- Born: August 8, 1914 Clinton, Ontario, Canada
- Died: December 11, 1987 (aged 73)
- Education: University of Toronto
- Occupations: Physician and cardiac surgeon
- Employer: Hospital for Sick Children
- Known for: Surgeon in the field of congenital heart defects

= William Thornton Mustard =

Canadian cardiac surgeon

William Thornton Mustard (August 8, 1914 - December 11, 1987) was a Canadian physician and cardiac surgeon. In 1949, he was one of the first to perform open-heart surgery using a mechanical heart pump and biological lung on a dog at the Banting Institute. He developed two operations named for him: the "Mustard operation" in orthopedics used to help hip use in people with polio and the "Mustard cardiovascular procedure" used to help correct heart problems in "blue babies," which has saved thousands of children worldwide. He was also the first to treat ALCAPA with a left carotid artery end to end anastamosis in 1953.

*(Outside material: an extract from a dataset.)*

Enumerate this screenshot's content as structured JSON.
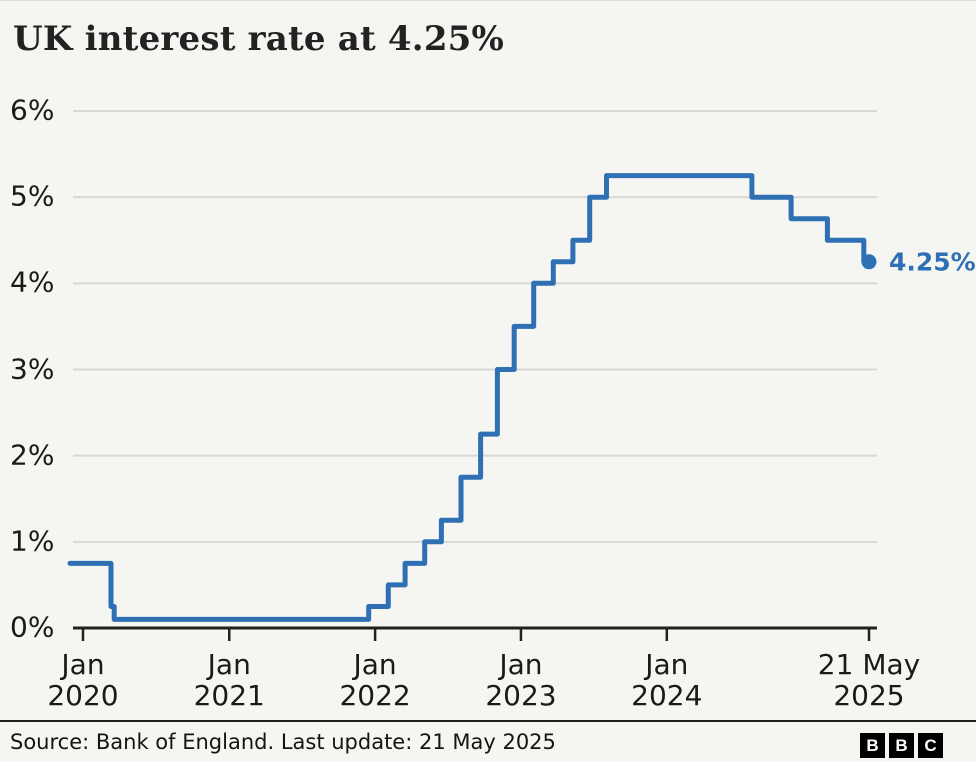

==Education and training==
Born to Thornton and Pearl (Macdonald) Mustard in Clinton, Ontario, Mustard graduated from the University of Toronto Schools. In 1937, he received a medical degree from the University of Toronto. He spent the next year on an internship at Toronto General Hospital and the following year on an internship in surgery at the Hospital for Sick Children. He then took a fellowship at the New York Orthopedic Hospital, now Columbia University Irving Medical Center. In 1940, he returned to Toronto and spent six months training in general surgery, chest diseases, and neurosurgery.

==World War II service==
In 1941, he enlisted in the Royal Canadian Army Medical Corps where he first served as a First Lieutenant rising to become a Major. During World War II, he pioneered an operation that helped keep a patient's limb with severe artery damage rather than amputating it. In 1944, he performed an operation on a leg of a soldier which would later be recognized with being made a Member of the Military Division of the Order of the British Empire. In 1941, he married Elise Howe. They had seven children. Their son Charles Mustard was convicted of the murder of Barbara Brodkin.

==Career at Sick Kids==
After the war, he returned to Toronto and was chief resident at the Hospital for Sick Children for six months. He spent another year at the New York Orthopedic Hospital before being appointed surgeon at the Hospital for Sick Children in 1947. He spent a month training with Alfred Blalock in Baltimore. In 1957, he was appointed Chief of Cardiovascular Surgery and retired in 1976.

He died from a massive heart attack in 1987.

==Honours==
In 1976, he was made an Officer of the Order of Canada "in recognition of his many achievements in the field of medicine, particularly as a cardiac surgeon of international repute". In 1975, he was awarded the Gairdner Foundation International Award. In 1995, he was inducted in the Canadian Medical Hall of Fame.